Jamo,Ok now that we know it has a alternator and its a 98% probability that your tractor is now a negative ground system.Also after hooking up the jumper cables backwards you smoked the alternator.First charge your battery with charger cables /red to + black to - .If the battery won't hold a charge ,replace it.Next with a 12 volt test light or meter,ground the light to a good ground block bolts ect.Turn ignition switch on (should be the one on the left side)like Mathias said.

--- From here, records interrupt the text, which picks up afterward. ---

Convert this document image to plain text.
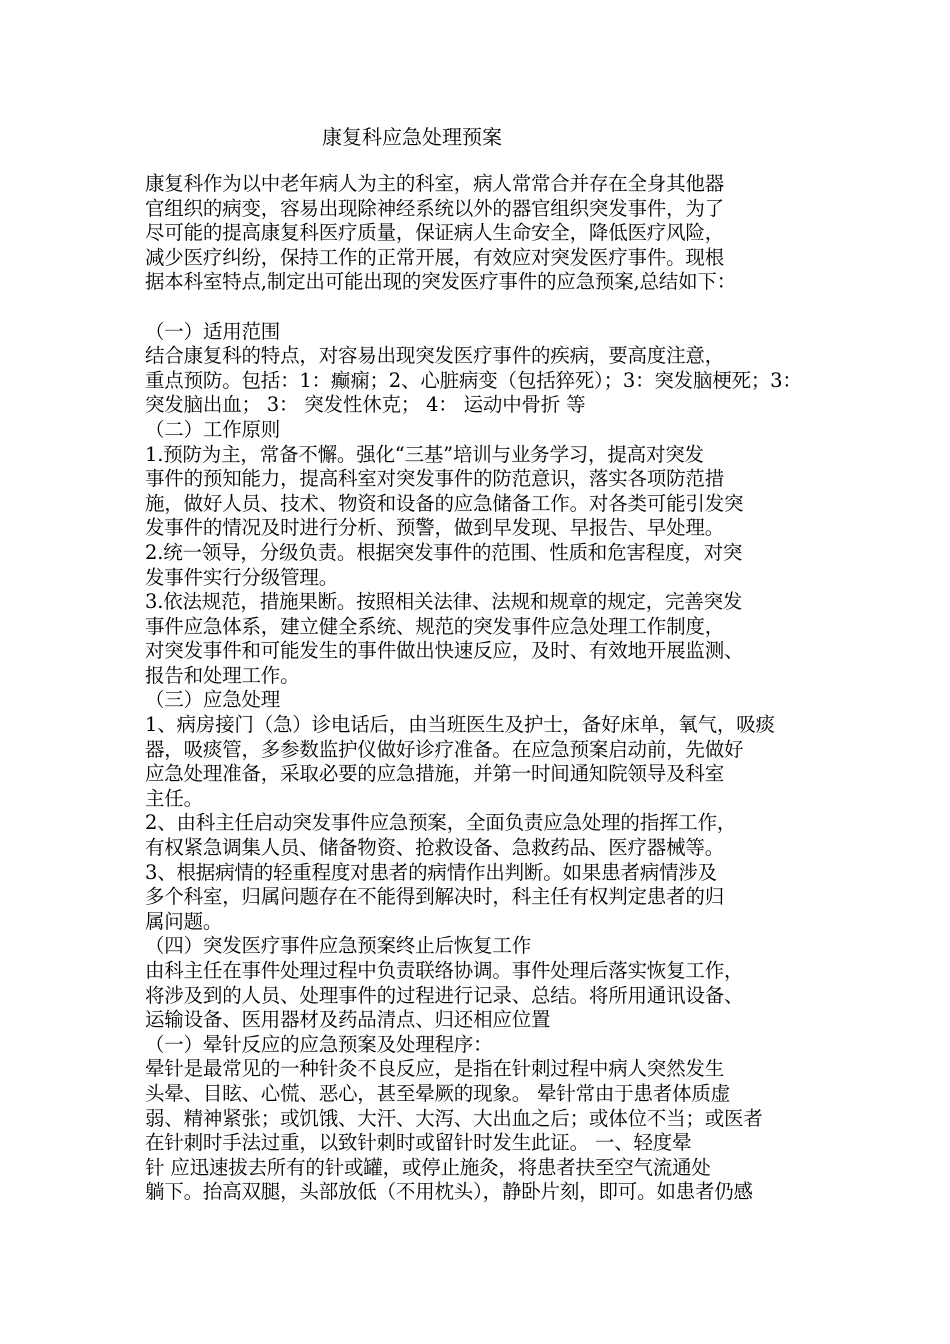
康复科应急处理预案
康复科作为以中老年病人为主的科室，病人常常合并存在全身其他器
官组织的病变，容易出现除神经系统以外的器官组织突发事件，为了
尽可能的提高康复科医疗质量，保证病人生命安全，降低医疗风险，
减少医疗纠纷，保持工作的正常开展，有效应对突发医疗事件。现根
据本科室特点,制定出可能出现的突发医疗事件的应急预案,总结如下：
（一）适用范围
结合康复科的特点，对容易出现突发医疗事件的疾病，要高度注意，
重点预防。包括：1：癫痫；2、心脏病变（包括猝死）；3：突发脑梗死；3：
突发脑出血； 3： 突发性休克； 4： 运动中骨折 等
（二）工作原则
1.预防为主，常备不懈。强化“三基”培训与业务学习，提高对突发
事件的预知能力，提高科室对突发事件的防范意识，落实各项防范措
施，做好人员、技术、物资和设备的应急储备工作。对各类可能引发突
发事件的情况及时进行分析、预警，做到早发现、早报告、早处理。
2.统一领导，分级负责。根据突发事件的范围、性质和危害程度，对突
发事件实行分级管理。
3.依法规范，措施果断。按照相关法律、法规和规章的规定，完善突发
事件应急体系，建立健全系统、规范的突发事件应急处理工作制度，
对突发事件和可能发生的事件做出快速反应，及时、有效地开展监测、
报告和处理工作。
（三）应急处理
1、病房接门（急）诊电话后，由当班医生及护士，备好床单，氧气，吸痰
器，吸痰管，多参数监护仪做好诊疗准备。在应急预案启动前，先做好
应急处理准备，采取必要的应急措施，并第一时间通知院领导及科室
主任。
2、由科主任启动突发事件应急预案，全面负责应急处理的指挥工作，
有权紧急调集人员、储备物资、抢救设备、急救药品、医疗器械等。
3、根据病情的轻重程度对患者的病情作出判断。如果患者病情涉及
多个科室，归属问题存在不能得到解决时，科主任有权判定患者的归
属问题。
（四）突发医疗事件应急预案终止后恢复工作
由科主任在事件处理过程中负责联络协调。事件处理后落实恢复工作，
将涉及到的人员、处理事件的过程进行记录、总结。将所用通讯设备、
运输设备、医用器材及药品清点、归还相应位置
（一）晕针反应的应急预案及处理程序：
晕针是最常见的一种针灸不良反应，是指在针刺过程中病人突然发生
头晕、目眩、心慌、恶心，甚至晕厥的现象。 晕针常由于患者体质虚
弱、精神紧张；或饥饿、大汗、大泻、大出血之后；或体位不当；或医者
在针刺时手法过重，以致针刺时或留针时发生此证。 一、轻度晕
针 应迅速拔去所有的针或罐，或停止施灸，将患者扶至空气流通处
躺下。抬高双腿，头部放低（不用枕头），静卧片刻，即可。如患者仍感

Then check for power at the rear post of the resister mounted just in front of the distributor you should have power from the switch.Next check for power at the front post (wire that goes to coil)should have power.Next remove distributor and check the points be sure the contacts are clean.Run a piece of heavy clean paper or a dollar bill and polish them.Check the gap when on the cam lobe should be .025 I think.Check inside the cap and the rotor for carbon tracks.Replace rotor and cap,With a helper remove the coil wire from the cap, hold it 1/8"to 1/4" from the block or head.Be sure its in neutral switch on then crank engine over and check for spark.Let us know.
 
Sorry,missed CAP
Next remove distributor CAP! and check the points be sure the contacts are clean.
 
Kind of wondering too---.My 41 SC is negative ground but if my memory serves me our 51 DC was positive ground.Both 6 volt systems.
 
Den and everyone else, thanks for the replies. Provided I don't have to work again this weekend, I will be able to get back to the farm to check everything out. In the mean-time, I'm waiting on a new resistor to come in from the Auto-Parts store as a quick look last week revealed the cloth cylinder part of the resistor was cracked.